Najczęściej u małżeństw, u których nie stwierdzono przeciwwskazań medycznych, stwierdza się po wielu rozmowach, że mają różnorakie bariery psychiczne, jak: lęk przed ciążą, lęk przed poronieniami, przed chorym dzieckiem czy jego stratą - w przypadku rodziców, którym zmarło dziecko. Czasem występuje nieuświadomiona blokada u kobiet, które boją się wyzwania lub nie czują wystarczającej pomocy ze strony męża.

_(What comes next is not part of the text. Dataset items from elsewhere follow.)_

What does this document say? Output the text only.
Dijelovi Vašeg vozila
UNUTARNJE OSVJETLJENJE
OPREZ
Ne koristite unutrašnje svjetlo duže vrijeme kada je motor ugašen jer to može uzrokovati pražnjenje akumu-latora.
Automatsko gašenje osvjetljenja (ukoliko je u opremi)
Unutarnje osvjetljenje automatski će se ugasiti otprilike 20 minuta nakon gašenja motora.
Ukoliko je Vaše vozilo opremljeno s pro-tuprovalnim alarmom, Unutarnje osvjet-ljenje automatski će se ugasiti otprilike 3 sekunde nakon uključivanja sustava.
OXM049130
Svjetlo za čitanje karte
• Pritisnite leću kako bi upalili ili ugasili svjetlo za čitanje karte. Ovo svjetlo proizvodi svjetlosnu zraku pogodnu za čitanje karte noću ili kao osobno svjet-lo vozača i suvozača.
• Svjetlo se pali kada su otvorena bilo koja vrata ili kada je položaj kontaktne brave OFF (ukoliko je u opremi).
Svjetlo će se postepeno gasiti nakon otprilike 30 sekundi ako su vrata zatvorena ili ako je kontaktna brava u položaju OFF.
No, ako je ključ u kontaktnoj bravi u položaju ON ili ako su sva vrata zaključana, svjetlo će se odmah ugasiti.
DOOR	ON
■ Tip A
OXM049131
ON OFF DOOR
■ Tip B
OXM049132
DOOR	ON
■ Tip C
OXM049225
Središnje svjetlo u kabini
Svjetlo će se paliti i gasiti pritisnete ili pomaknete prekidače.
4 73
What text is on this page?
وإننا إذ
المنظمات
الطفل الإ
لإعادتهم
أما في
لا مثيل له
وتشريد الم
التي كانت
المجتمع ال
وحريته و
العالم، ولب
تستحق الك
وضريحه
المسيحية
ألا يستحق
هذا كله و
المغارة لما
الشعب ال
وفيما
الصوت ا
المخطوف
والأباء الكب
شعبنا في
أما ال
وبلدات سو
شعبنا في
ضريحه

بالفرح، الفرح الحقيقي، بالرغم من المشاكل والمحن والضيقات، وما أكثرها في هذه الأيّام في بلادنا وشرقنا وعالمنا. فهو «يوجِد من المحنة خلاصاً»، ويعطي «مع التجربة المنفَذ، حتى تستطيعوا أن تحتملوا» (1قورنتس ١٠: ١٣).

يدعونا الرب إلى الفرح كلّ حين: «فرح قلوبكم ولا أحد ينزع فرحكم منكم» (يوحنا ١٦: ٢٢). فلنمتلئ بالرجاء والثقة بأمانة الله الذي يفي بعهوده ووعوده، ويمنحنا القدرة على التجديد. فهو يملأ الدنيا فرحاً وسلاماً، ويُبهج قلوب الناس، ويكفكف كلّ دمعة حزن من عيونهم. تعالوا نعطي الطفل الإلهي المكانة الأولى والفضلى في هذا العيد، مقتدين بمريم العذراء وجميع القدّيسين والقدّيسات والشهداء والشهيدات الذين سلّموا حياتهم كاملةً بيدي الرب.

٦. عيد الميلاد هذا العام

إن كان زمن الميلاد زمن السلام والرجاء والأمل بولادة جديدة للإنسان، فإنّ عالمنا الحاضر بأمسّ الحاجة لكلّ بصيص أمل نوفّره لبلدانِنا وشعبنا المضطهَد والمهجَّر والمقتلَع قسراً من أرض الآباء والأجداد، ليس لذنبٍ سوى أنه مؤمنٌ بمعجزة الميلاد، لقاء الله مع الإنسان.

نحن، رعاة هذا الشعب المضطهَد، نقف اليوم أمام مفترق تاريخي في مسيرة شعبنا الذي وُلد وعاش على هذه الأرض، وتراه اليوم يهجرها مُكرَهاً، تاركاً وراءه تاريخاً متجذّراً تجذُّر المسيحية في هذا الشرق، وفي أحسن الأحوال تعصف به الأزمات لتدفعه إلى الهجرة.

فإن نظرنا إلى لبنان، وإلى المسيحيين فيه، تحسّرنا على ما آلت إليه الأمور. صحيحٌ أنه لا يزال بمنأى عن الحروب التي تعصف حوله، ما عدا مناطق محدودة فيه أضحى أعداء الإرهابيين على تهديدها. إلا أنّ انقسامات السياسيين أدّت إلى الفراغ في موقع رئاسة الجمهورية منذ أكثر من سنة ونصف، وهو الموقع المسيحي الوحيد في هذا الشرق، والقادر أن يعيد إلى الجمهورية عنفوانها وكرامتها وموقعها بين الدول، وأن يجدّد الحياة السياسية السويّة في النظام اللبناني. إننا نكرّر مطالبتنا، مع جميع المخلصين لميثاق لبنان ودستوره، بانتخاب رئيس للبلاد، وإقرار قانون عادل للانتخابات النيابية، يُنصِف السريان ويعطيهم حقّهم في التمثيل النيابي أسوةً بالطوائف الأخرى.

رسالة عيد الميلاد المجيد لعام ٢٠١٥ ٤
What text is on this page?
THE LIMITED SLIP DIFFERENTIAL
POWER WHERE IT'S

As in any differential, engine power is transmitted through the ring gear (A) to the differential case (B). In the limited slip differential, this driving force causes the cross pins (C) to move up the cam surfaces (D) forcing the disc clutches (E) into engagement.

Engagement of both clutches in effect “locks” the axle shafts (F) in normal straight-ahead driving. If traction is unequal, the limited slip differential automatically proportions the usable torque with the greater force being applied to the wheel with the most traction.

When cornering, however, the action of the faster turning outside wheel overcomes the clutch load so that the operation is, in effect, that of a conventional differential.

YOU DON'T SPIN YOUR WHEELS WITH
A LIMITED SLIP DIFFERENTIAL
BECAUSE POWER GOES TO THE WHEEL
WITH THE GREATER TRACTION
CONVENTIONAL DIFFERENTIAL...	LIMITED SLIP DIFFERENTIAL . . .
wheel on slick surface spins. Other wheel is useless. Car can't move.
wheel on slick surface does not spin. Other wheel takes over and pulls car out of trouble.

Jest wiele chorób o podłożu psychicznym, np. anoreksja, które wykluczają często poczęcie dziecka i donoszenie ciąży. Jak te choroby, dolegliwości wpływają na płodność małżonków?

- Nie ma generalnie jakiejś określonej grupy chorób, które utrudniałyby poczęcie dziecka. Jednak psychika jest bardzo delikatną sferą i każdy przypadek jest indywidualny. Każda choroba psychosomatyczna, która ma silne konsekwencje w psychicznym funkcjonowaniu, utrudnia też wchodzenie w role rodzicielskie.

Na podstawie doświadczeń z pracy w ośrodku adopcyjnym może Pani określić, czy przyczyna niepłodności o podłożu psychicznym tkwi częściej po stronie mężczyzn, czy kobiet?

- Generalnie o niepłodności mówimy w odniesieniu do małżeństwa. Oboje są niepłodni, mimo że przyczyna może leżeć po jednej ze stron. Jednym z takich najważniejszych uwarunkowań psychologicznych, które może stanowić barierę w poczęciu dziecka, jest brak akceptacji własnej płci, własnej kobiecości czy męskości. Chociaż bardziej zaangażowana w leczenie jest kobieta. To ona doświadcza wizyt u lekarza, codziennie mierzy temperaturę, poddaje się bolesnym zabiegom, przyjmuje leki hormonalne, które zupełnie ją rozstrajają, powodują zaburzenia snu, koncentracji, nerwowość i wiele innych negatywnych następstw. Mężczyzna jej towarzyszy, wspiera ją i przeżywa to na swój sposób. Ale też czasem przyczyna leży po jego stronie. To dla niego bardzo trudne i bolesne doświadczenie, często przeżywane w samotności, gdyż mężczyźni są mniej skłonni do dzielenia się uczuciami i szukania pomocy. Mężczyźni, którzy mają świadomość swej niepłodności, trudniej radzą sobie z tym stanem, trudniej podejmują też rolę rodzica zastępczego w adopcji.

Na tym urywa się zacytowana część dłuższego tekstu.